木でできたあおじ。目のところに、緑色の石がついてる。あおじの目。
おくりもの。
おめでとうのおくりもの。

「日向?」
「ぼく、うまれるは、うれしい?」
「うん、嬉しいから、どんな贈り物がいいか、一生懸命考えた。」
「ぼくがうまれるは、おくりものするくらい、うれしい?」
「うん、贈り物じゃ足りないくらい、俺は嬉しい、」
「みんな、うれしい?」
「そうだよ、みんな嬉しくて、ここにいる。」

しおうの手が、僕の頬をなでた。ぽろぽろ涙が出てた。

「生まれてきてくれて、ありがとうな、日向。」

頭にちゅーが降ってきて、僕はふわふわになって、もっといっぱい涙が出た。
しおうが、僕の服に木のあおじをつける。
かわいい、って頭をなでて、涙が止まるまでぎゅってした。

「日向さん、私からもプレゼントがあるのだけど、受け取ってくれるかしら、」

すみれこさまが、黄色と桃色の大きな袋を渡す。
うさぎが入ってた。ふわふわのうさぎ、僕がぎゅって抱っこするのにちょうどいい。
うれしくて、すみれこさまにぎゅってして、また涙がでた。

とやがくれた水色の箱には、温玉(ぬくいだま)に似た石。煌玉(こうぎょく)って言う。
魔力を芯にともすと星みたいに光るんだよ、あとで一緒にやってみよう、って言った。
僕はまた泣いた。ぎゅってしたら、しおうがうなったけど、とやは「ほっときな、」って言った。

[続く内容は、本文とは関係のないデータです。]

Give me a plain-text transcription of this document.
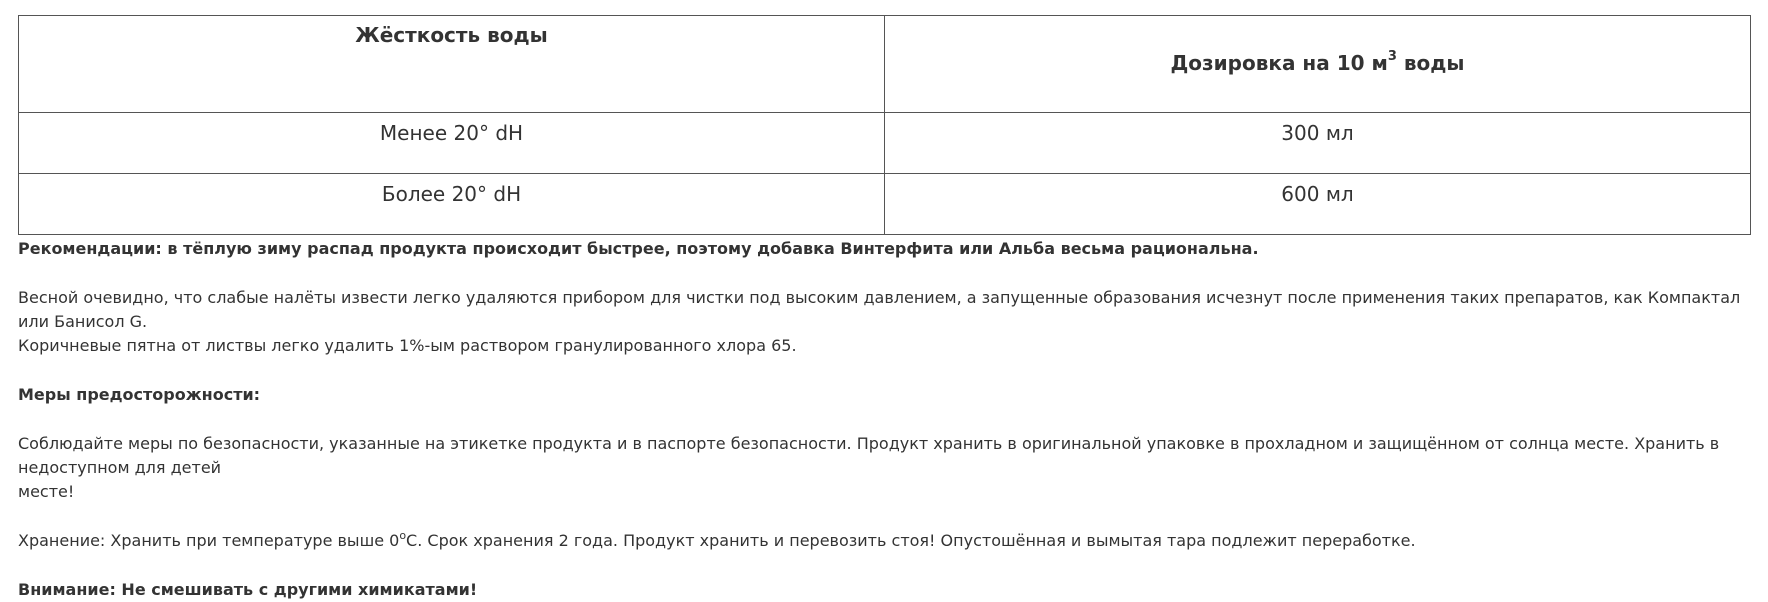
Жёсткость воды	Дозировка на 10 $м^3$ воды
Менее 20° dH	300 мл
Более 20° dH	600 мл

Рекомендации: в тёплую зиму распад продукта происходит быстрее, поэтому добавка Винтерфита или Альба весьма рациональна.

Весной очевидно, что слабые налёты извести легко удаляются прибором для чистки под высоким давлением, а запущенные образования исчезнут после применения таких препаратов, как Компактал или Банисол G.

Коричневые пятна от листвы легко удалить 1%-ым раствором гранулированного хлора 65.

Меры предосторожности:

Соблюдайте меры по безопасности, указанные на этикетке продукта и в паспорте безопасности. Продукт хранить в оригинальной упаковке в прохладном и защищённом от солнца месте. Хранить в недоступном для детей

месте!

Хранение: Хранить при температуре выше $0^оС$. Срок хранения 2 года. Продукт хранить и перевозить стоя! Опустошённая и вымытая тара подлежит переработке.

Внимание: Не смешивать с другими химикатами!
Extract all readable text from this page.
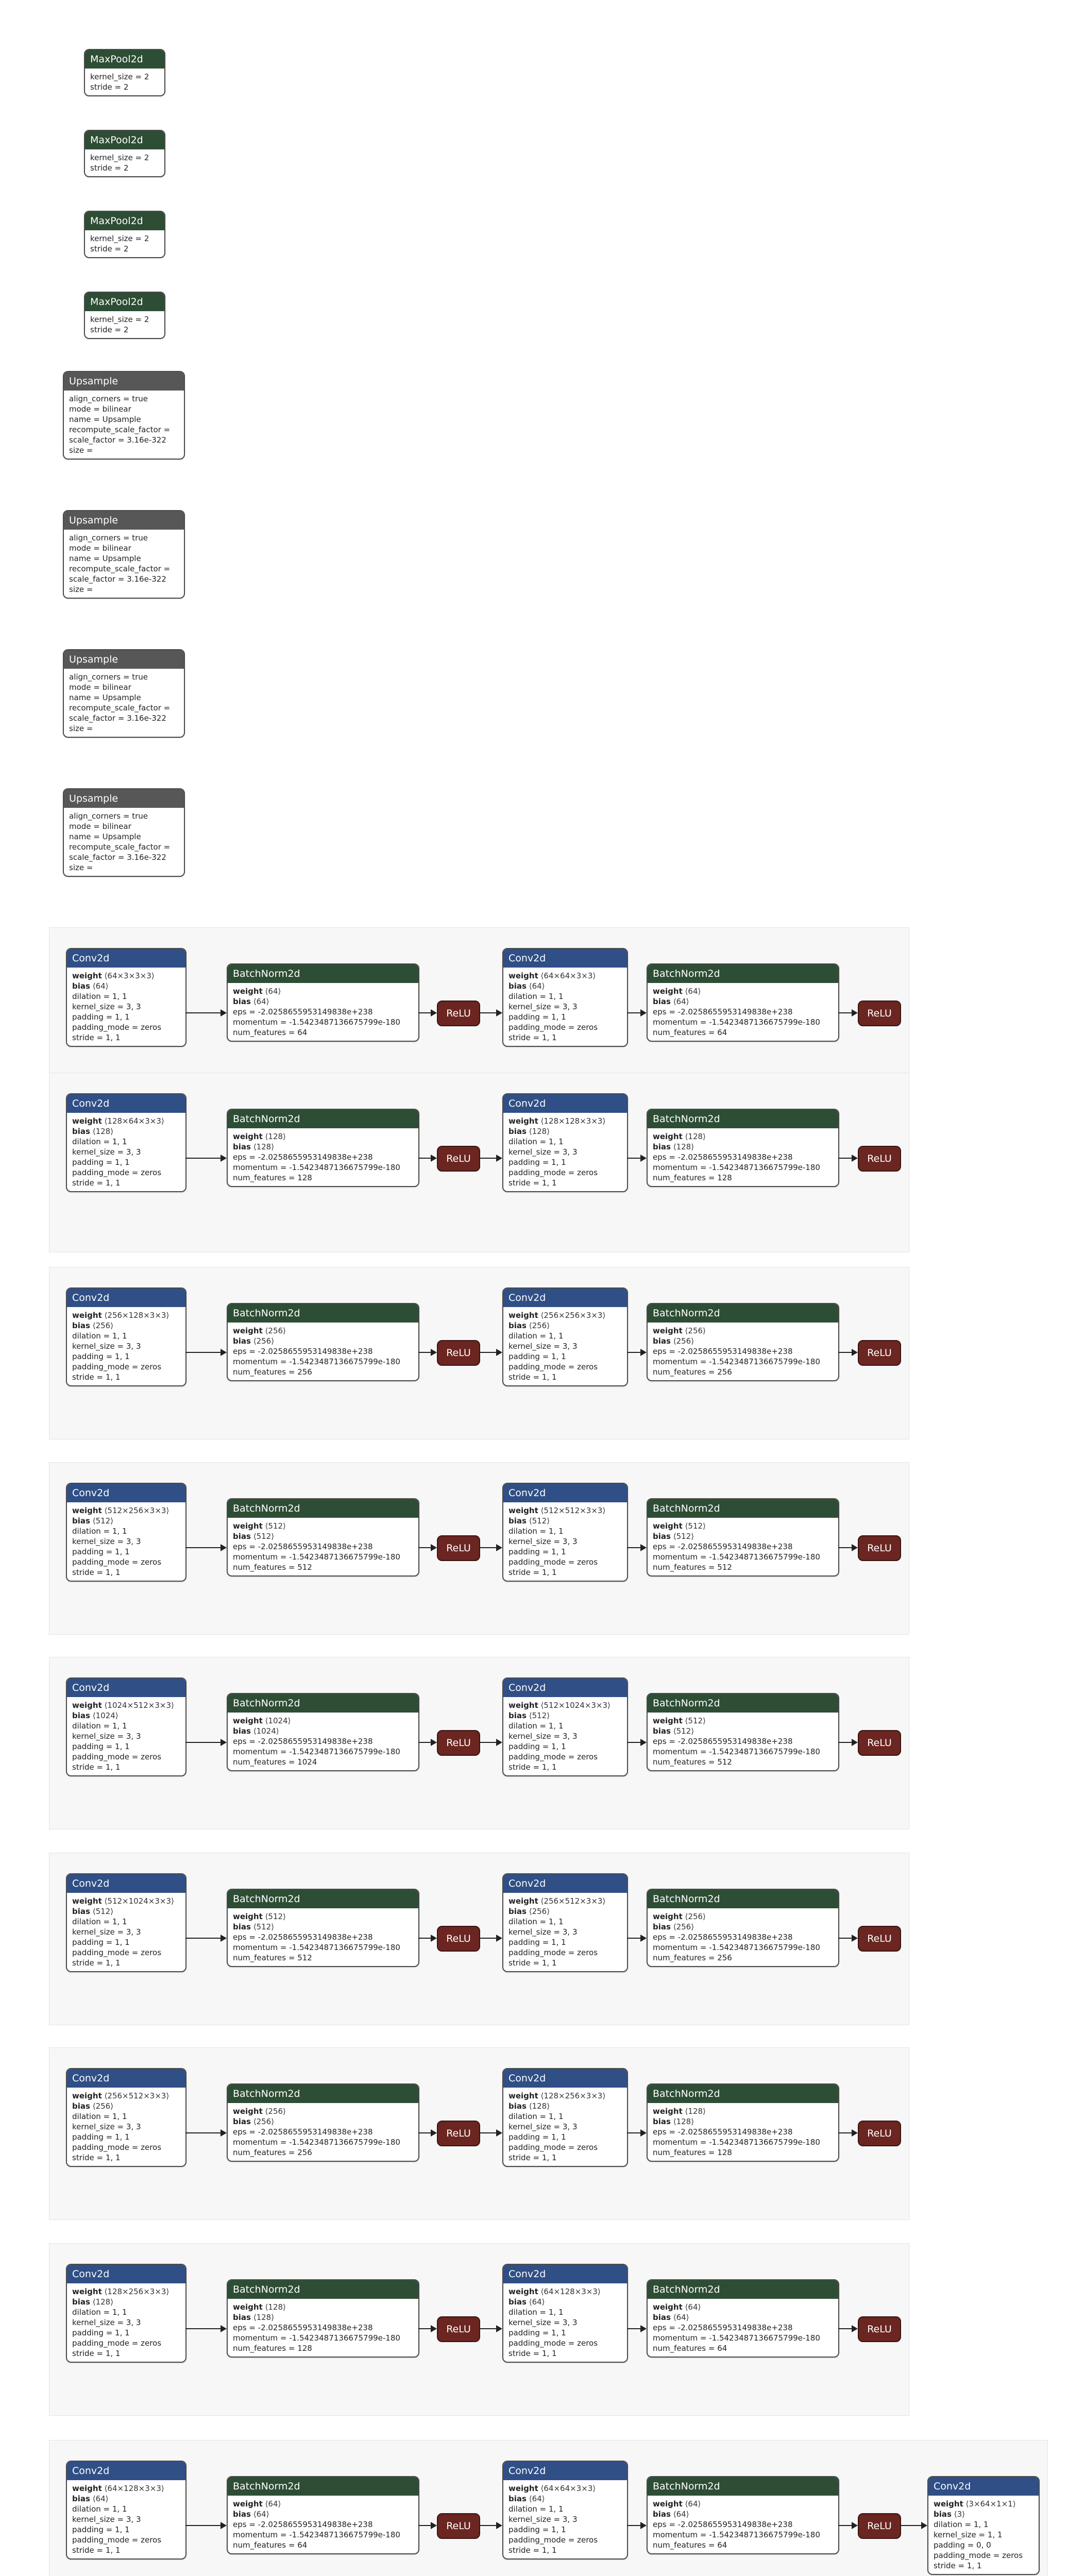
MaxPool2d
kernel_size = 2
stride = 2
MaxPool2d
kernel_size = 2
stride = 2
MaxPool2d
kernel_size = 2
stride = 2
MaxPool2d
kernel_size = 2
stride = 2
Upsample
align_corners = true
mode = bilinear
name = Upsample
recompute_scale_factor =
scale_factor = 3.16e-322
size =
Upsample
align_corners = true
mode = bilinear
name = Upsample
recompute_scale_factor =
scale_factor = 3.16e-322
size =
Upsample
align_corners = true
mode = bilinear
name = Upsample
recompute_scale_factor =
scale_factor = 3.16e-322
size =
Upsample
align_corners = true
mode = bilinear
name = Upsample
recompute_scale_factor =
scale_factor = 3.16e-322
size =
Conv2d
weight ⟨64×3×3×3⟩
bias ⟨64⟩
dilation = 1, 1
kernel_size = 3, 3
padding = 1, 1
padding_mode = zeros
stride = 1, 1
BatchNorm2d
weight ⟨64⟩
bias ⟨64⟩
eps = -2.0258655953149838e+238
momentum = -1.5423487136675799e-180
num_features = 64
Conv2d
weight ⟨64×64×3×3⟩
bias ⟨64⟩
dilation = 1, 1
kernel_size = 3, 3
padding = 1, 1
padding_mode = zeros
stride = 1, 1
BatchNorm2d
weight ⟨64⟩
bias ⟨64⟩
eps = -2.0258655953149838e+238
momentum = -1.5423487136675799e-180
num_features = 64
ReLU	ReLU
Conv2d
weight ⟨128×64×3×3⟩
bias ⟨128⟩
dilation = 1, 1
kernel_size = 3, 3
padding = 1, 1
padding_mode = zeros
stride = 1, 1
BatchNorm2d
weight ⟨128⟩
bias ⟨128⟩
eps = -2.0258655953149838e+238
momentum = -1.5423487136675799e-180
num_features = 128
Conv2d
weight ⟨128×128×3×3⟩
bias ⟨128⟩
dilation = 1, 1
kernel_size = 3, 3
padding = 1, 1
padding_mode = zeros
stride = 1, 1
BatchNorm2d
weight ⟨128⟩
bias ⟨128⟩
eps = -2.0258655953149838e+238
momentum = -1.5423487136675799e-180
num_features = 128
ReLU	ReLU
Conv2d
weight ⟨256×128×3×3⟩
bias ⟨256⟩
dilation = 1, 1
kernel_size = 3, 3
padding = 1, 1
padding_mode = zeros
stride = 1, 1
BatchNorm2d
weight ⟨256⟩
bias ⟨256⟩
eps = -2.0258655953149838e+238
momentum = -1.5423487136675799e-180
num_features = 256
Conv2d
weight ⟨256×256×3×3⟩
bias ⟨256⟩
dilation = 1, 1
kernel_size = 3, 3
padding = 1, 1
padding_mode = zeros
stride = 1, 1
BatchNorm2d
weight ⟨256⟩
bias ⟨256⟩
eps = -2.0258655953149838e+238
momentum = -1.5423487136675799e-180
num_features = 256
ReLU	ReLU
Conv2d
weight ⟨512×256×3×3⟩
bias ⟨512⟩
dilation = 1, 1
kernel_size = 3, 3
padding = 1, 1
padding_mode = zeros
stride = 1, 1
BatchNorm2d
weight ⟨512⟩
bias ⟨512⟩
eps = -2.0258655953149838e+238
momentum = -1.5423487136675799e-180
num_features = 512
Conv2d
weight ⟨512×512×3×3⟩
bias ⟨512⟩
dilation = 1, 1
kernel_size = 3, 3
padding = 1, 1
padding_mode = zeros
stride = 1, 1
BatchNorm2d
weight ⟨512⟩
bias ⟨512⟩
eps = -2.0258655953149838e+238
momentum = -1.5423487136675799e-180
num_features = 512
ReLU	ReLU
Conv2d
weight ⟨1024×512×3×3⟩
bias ⟨1024⟩
dilation = 1, 1
kernel_size = 3, 3
padding = 1, 1
padding_mode = zeros
stride = 1, 1
BatchNorm2d
weight ⟨1024⟩
bias ⟨1024⟩
eps = -2.0258655953149838e+238
momentum = -1.5423487136675799e-180
num_features = 1024
Conv2d
weight ⟨512×1024×3×3⟩
bias ⟨512⟩
dilation = 1, 1
kernel_size = 3, 3
padding = 1, 1
padding_mode = zeros
stride = 1, 1
BatchNorm2d
weight ⟨512⟩
bias ⟨512⟩
eps = -2.0258655953149838e+238
momentum = -1.5423487136675799e-180
num_features = 512
ReLU	ReLU
Conv2d
weight ⟨512×1024×3×3⟩
bias ⟨512⟩
dilation = 1, 1
kernel_size = 3, 3
padding = 1, 1
padding_mode = zeros
stride = 1, 1
BatchNorm2d
weight ⟨512⟩
bias ⟨512⟩
eps = -2.0258655953149838e+238
momentum = -1.5423487136675799e-180
num_features = 512
Conv2d
weight ⟨256×512×3×3⟩
bias ⟨256⟩
dilation = 1, 1
kernel_size = 3, 3
padding = 1, 1
padding_mode = zeros
stride = 1, 1
BatchNorm2d
weight ⟨256⟩
bias ⟨256⟩
eps = -2.0258655953149838e+238
momentum = -1.5423487136675799e-180
num_features = 256
ReLU	ReLU
Conv2d
weight ⟨256×512×3×3⟩
bias ⟨256⟩
dilation = 1, 1
kernel_size = 3, 3
padding = 1, 1
padding_mode = zeros
stride = 1, 1
BatchNorm2d
weight ⟨256⟩
bias ⟨256⟩
eps = -2.0258655953149838e+238
momentum = -1.5423487136675799e-180
num_features = 256
Conv2d
weight ⟨128×256×3×3⟩
bias ⟨128⟩
dilation = 1, 1
kernel_size = 3, 3
padding = 1, 1
padding_mode = zeros
stride = 1, 1
BatchNorm2d
weight ⟨128⟩
bias ⟨128⟩
eps = -2.0258655953149838e+238
momentum = -1.5423487136675799e-180
num_features = 128
ReLU	ReLU
Conv2d
weight ⟨128×256×3×3⟩
bias ⟨128⟩
dilation = 1, 1
kernel_size = 3, 3
padding = 1, 1
padding_mode = zeros
stride = 1, 1
BatchNorm2d
weight ⟨128⟩
bias ⟨128⟩
eps = -2.0258655953149838e+238
momentum = -1.5423487136675799e-180
num_features = 128
Conv2d
weight ⟨64×128×3×3⟩
bias ⟨64⟩
dilation = 1, 1
kernel_size = 3, 3
padding = 1, 1
padding_mode = zeros
stride = 1, 1
BatchNorm2d
weight ⟨64⟩
bias ⟨64⟩
eps = -2.0258655953149838e+238
momentum = -1.5423487136675799e-180
num_features = 64
ReLU	ReLU
Conv2d
weight ⟨64×128×3×3⟩
bias ⟨64⟩
dilation = 1, 1
kernel_size = 3, 3
padding = 1, 1
padding_mode = zeros
stride = 1, 1
BatchNorm2d
weight ⟨64⟩
bias ⟨64⟩
eps = -2.0258655953149838e+238
momentum = -1.5423487136675799e-180
num_features = 64
Conv2d
weight ⟨64×64×3×3⟩
bias ⟨64⟩
dilation = 1, 1
kernel_size = 3, 3
padding = 1, 1
padding_mode = zeros
stride = 1, 1
BatchNorm2d
weight ⟨64⟩
bias ⟨64⟩
eps = -2.0258655953149838e+238
momentum = -1.5423487136675799e-180
num_features = 64
ReLU	ReLU
Conv2d
weight ⟨3×64×1×1⟩
bias ⟨3⟩
dilation = 1, 1
kernel_size = 1, 1
padding = 0, 0
padding_mode = zeros
stride = 1, 1
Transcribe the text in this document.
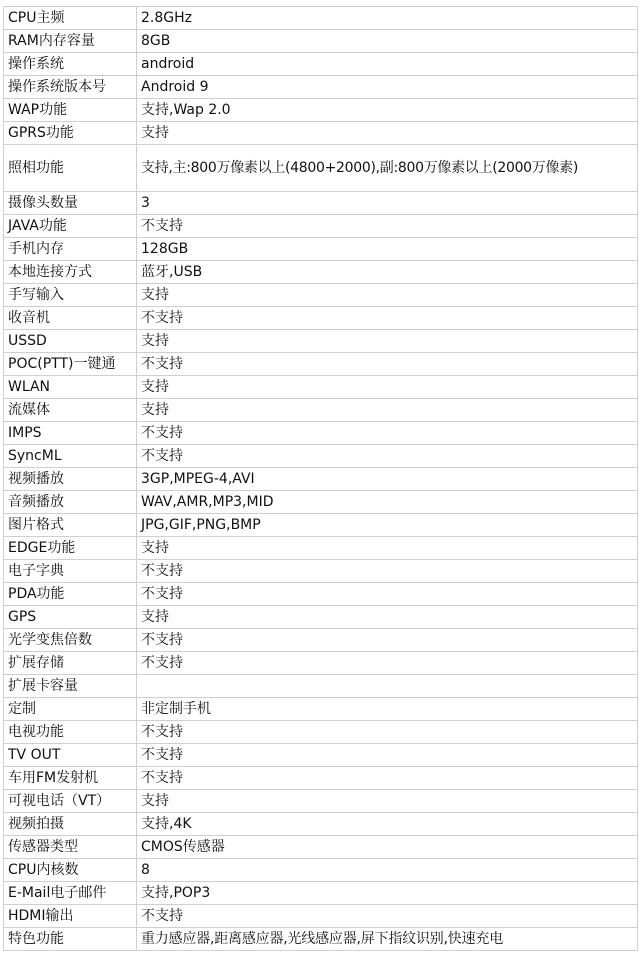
CPU主频	2.8GHz
RAM内存容量	8GB
操作系统	android
操作系统版本号	Android 9
WAP功能	支持,Wap 2.0
GPRS功能	支持
照相功能	支持,主:800万像素以上(4800+2000),副:800万像素以上(2000万像素)
摄像头数量	3
JAVA功能	不支持
手机内存	128GB
本地连接方式	蓝牙,USB
手写输入	支持
收音机	不支持
USSD	支持
POC(PTT)一键通	不支持
WLAN	支持
流媒体	支持
IMPS	不支持
SyncML	不支持
视频播放	3GP,MPEG-4,AVI
音频播放	WAV,AMR,MP3,MID
图片格式	JPG,GIF,PNG,BMP
EDGE功能	支持
电子字典	不支持
PDA功能	不支持
GPS	支持
光学变焦倍数	不支持
扩展存储	不支持
扩展卡容量	
定制	非定制手机
电视功能	不支持
TV OUT	不支持
车用FM发射机	不支持
可视电话（VT）	支持
视频拍摄	支持,4K
传感器类型	CMOS传感器
CPU内核数	8
E-Mail电子邮件	支持,POP3
HDMI输出	不支持
特色功能	重力感应器,距离感应器,光线感应器,屏下指纹识别,快速充电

みずちとそらとうつぎとゆりねの箱には、鳥笛が入っていた。
ホーホーの笛と、ピーピーの笛。チュンチュンとオイオイの笛は今、そらのお父さんが一生懸命試してるって教えた。ぼくは、もうずっと涙が止まらなくて、ぐちゃぐちゃになった。

おぐりの箱には、キラキラの薬箱。あちこちに、鳥とうさぎの石がついてる。
はるみは、僕と同じ水色の髪と、水色の目の人形。服は黄色で、うさぎを手に持ってた。
たちいろは、四角と三角と丸がいっぱい入った箱。つみき、っていう。じいといっしょにあそびましょう、って言った。
ひぐさは、きらきらの小さなかがみ。おぐりの箱と同じ鳥とうさぎの石がついてる。
はぎなは、鳥の本。ずかん、って言う。あおじがいて、あおじのお家のことものってるから、読んでくれるって言った。


涙と鼻水でぐちゃぐちゃで、僕はぼんやりしてきた。
いっぱいいっぱい、おくりものがある。

何でこんなにあるの?
こんなにおいわいするの?

後で開けましょうね、ってすみれこさまが言って、しおうが僕を膝に抱っこした。
ご飯だよ、ってしおうが言ったけど、僕はスプーンが見えない。しおうが口に入れた。


「おめでとう、」
「おめでとうございます、」
「本当におめでとうございます、」
「生まれてきてくれて、ありがとう、日向」


僕が生まれるは、うれしい。
僕が生まれるは、みんながうれしい。

うれしいの涙が、いっぱいいっぱい出た。